Si dice spesso, e forse è anche vero,  che il sapere della contemporaneità si elabori e si rappresenti con modalità estremamente provvisorie, con forme disarticolate, sfilacciate, senza una coerenza, senza una coesione, con espressioni  superficiali che non si stratificano e di conseguenza non producono una conoscenza storica, strutturata, consistente, duratura, prospettica.

Ogni tempo propone un sapere che traduce il pensiero, le visioni del mondo e della vita, che comunque racconta le passioni, i sogni, le relazioni con il presente, il passato, il futuro.

Ogni tempo ha i suoi canoni, le sue tendenze, le sue tensioni. Ogni tempo procede nelle narrazioni delle condizioni che lo connotano con i metodi e le finalità che ritiene possano significare nel modo più adeguato quelle condizioni. 

Nel tempo che viviamo, forse più che in qualsiasi altro tempo, individuare quale sia la conoscenza essenziale forse è facile, estremamente facile.

La conoscenza essenziale è quella che  si riproduce, che consente la comparazione, che permette la rielaborazione, che incide  sul profilo della personalità. E’ quella che conduce all’analisi, alla interpretazione, alla consapevolezza di quello che si conosce e non si conosce, alla comprensione delle cose, dell’altro, di sè.

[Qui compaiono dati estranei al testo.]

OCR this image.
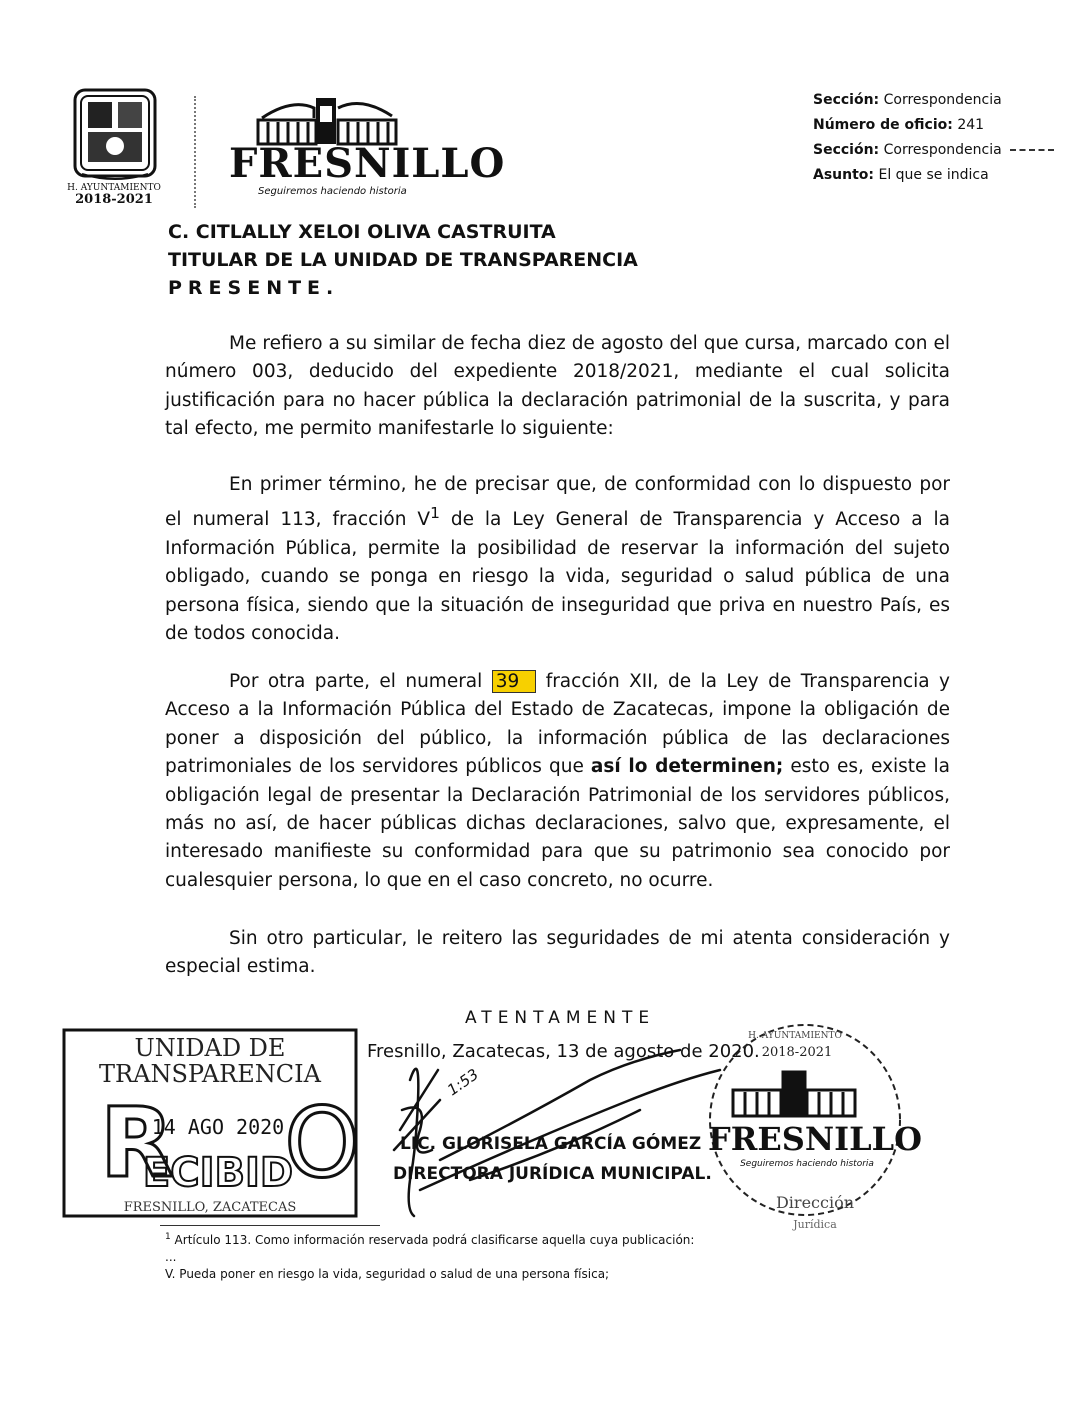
H. AYUNTAMIENTO
2018-2021
FRESNILLO
Seguiremos haciendo historia
Sección: Correspondencia
Número de oficio: 241
Sección: Correspondencia
Asunto: El que se indica
C. CITLALLY XELOI OLIVA CASTRUITA
TITULAR DE LA UNIDAD DE TRANSPARENCIA
PRESENTE.
Me refiero a su similar de fecha diez de agosto del que cursa, marcado con el número 003, deducido del expediente 2018/2021, mediante el cual solicita justificación para no hacer pública la declaración patrimonial de la suscrita, y para tal efecto, me permito manifestarle lo siguiente:
En primer término, he de precisar que, de conformidad con lo dispuesto por el numeral 113, fracción $V^1$ de la Ley General de Transparencia y Acceso a la Información Pública, permite la posibilidad de reservar la información del sujeto obligado, cuando se ponga en riesgo la vida, seguridad o salud pública de una persona física, siendo que la situación de inseguridad que priva en nuestro País, es de todos conocida.
Por otra parte, el numeral 39 fracción XII, de la Ley de Transparencia y Acceso a la Información Pública del Estado de Zacatecas, impone la obligación de poner a disposición del público, la información pública de las declaraciones patrimoniales de los servidores públicos que así lo determinen; esto es, existe la obligación legal de presentar la Declaración Patrimonial de los servidores públicos, más no así, de hacer públicas dichas declaraciones, salvo que, expresamente, el interesado manifieste su conformidad para que su patrimonio sea conocido por cualesquier persona, lo que en el caso concreto, no ocurre.
Sin otro particular, le reitero las seguridades de mi atenta consideración y especial estima.
ATENTAMENTE
Fresnillo, Zacatecas, 13 de agosto de 2020.
UNIDAD DE
TRANSPARENCIA
R
14 AGO 2020
ECIBID
O
FRESNILLO, ZACATECAS
H. AYUNTAMIENTO
2018-2021
FRESNILLO
Seguiremos haciendo historia
Dirección
Jurídica
1:53
LIC. GLORISELA GARCÍA GÓMEZ
DIRECTORA JURÍDICA MUNICIPAL.
$^1$ Artículo 113. Como información reservada podrá clasificarse aquella cuya publicación:
...
V. Pueda poner en riesgo la vida, seguridad o salud de una persona física;
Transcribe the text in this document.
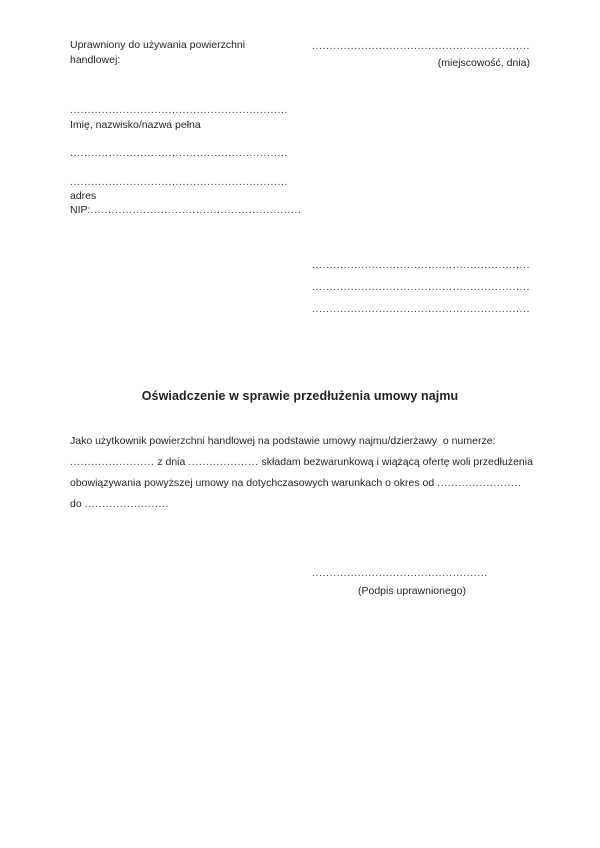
Uprawniony do używania powierzchni
handlowej:
.....	(miejscowość, dnia)
.....
Imię, nazwisko/nazwa pełna
.....
.....
adres
NIP:............................................................
.....
.....
.....
Oświadczenie w sprawie przedłużenia umowy najmu
Jako użytkownik powierzchni handlowej na podstawie umowy najmu/dzierżawy  o numerze:
........................ z dnia .................... składam bezwarunkową i wiążącą ofertę woli przedłużenia
obowiązywania powyższej umowy na dotychczasowych warunkach o okres od ........................
do ........................
.....
(Podpis uprawnionego)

La conoscenza essenziale è quella che racconta la strada dalla quale si proviene, che indica quella da cui conviene andare, che scaglia lo sguardo della memoria verso i paesaggi che si aprono all’orizzonte, che rifiuta ogni nozionismo, contempla il dubbio, anche la contraddizione, che riesce a riformularsi, rimodularsi, riconvertirsi, aderendo al mutare dei tempi, interpretando la complessità delle storie, degli innumerevoli fatti che accadono ogni giorno, ogni ora, ogni minuto,  raccontando la speranza di ogni uomo, dell’umanità per intero.

Forse la conoscenza di ogni tempo non è stata altro che questo, in fondo. Ma poi, alle volte, vengono tempi che hanno bisogno di una maggiore speranza e quindi di una conoscenza maggiore. Forse il tempo che stiamo attraversando è uno di quelli.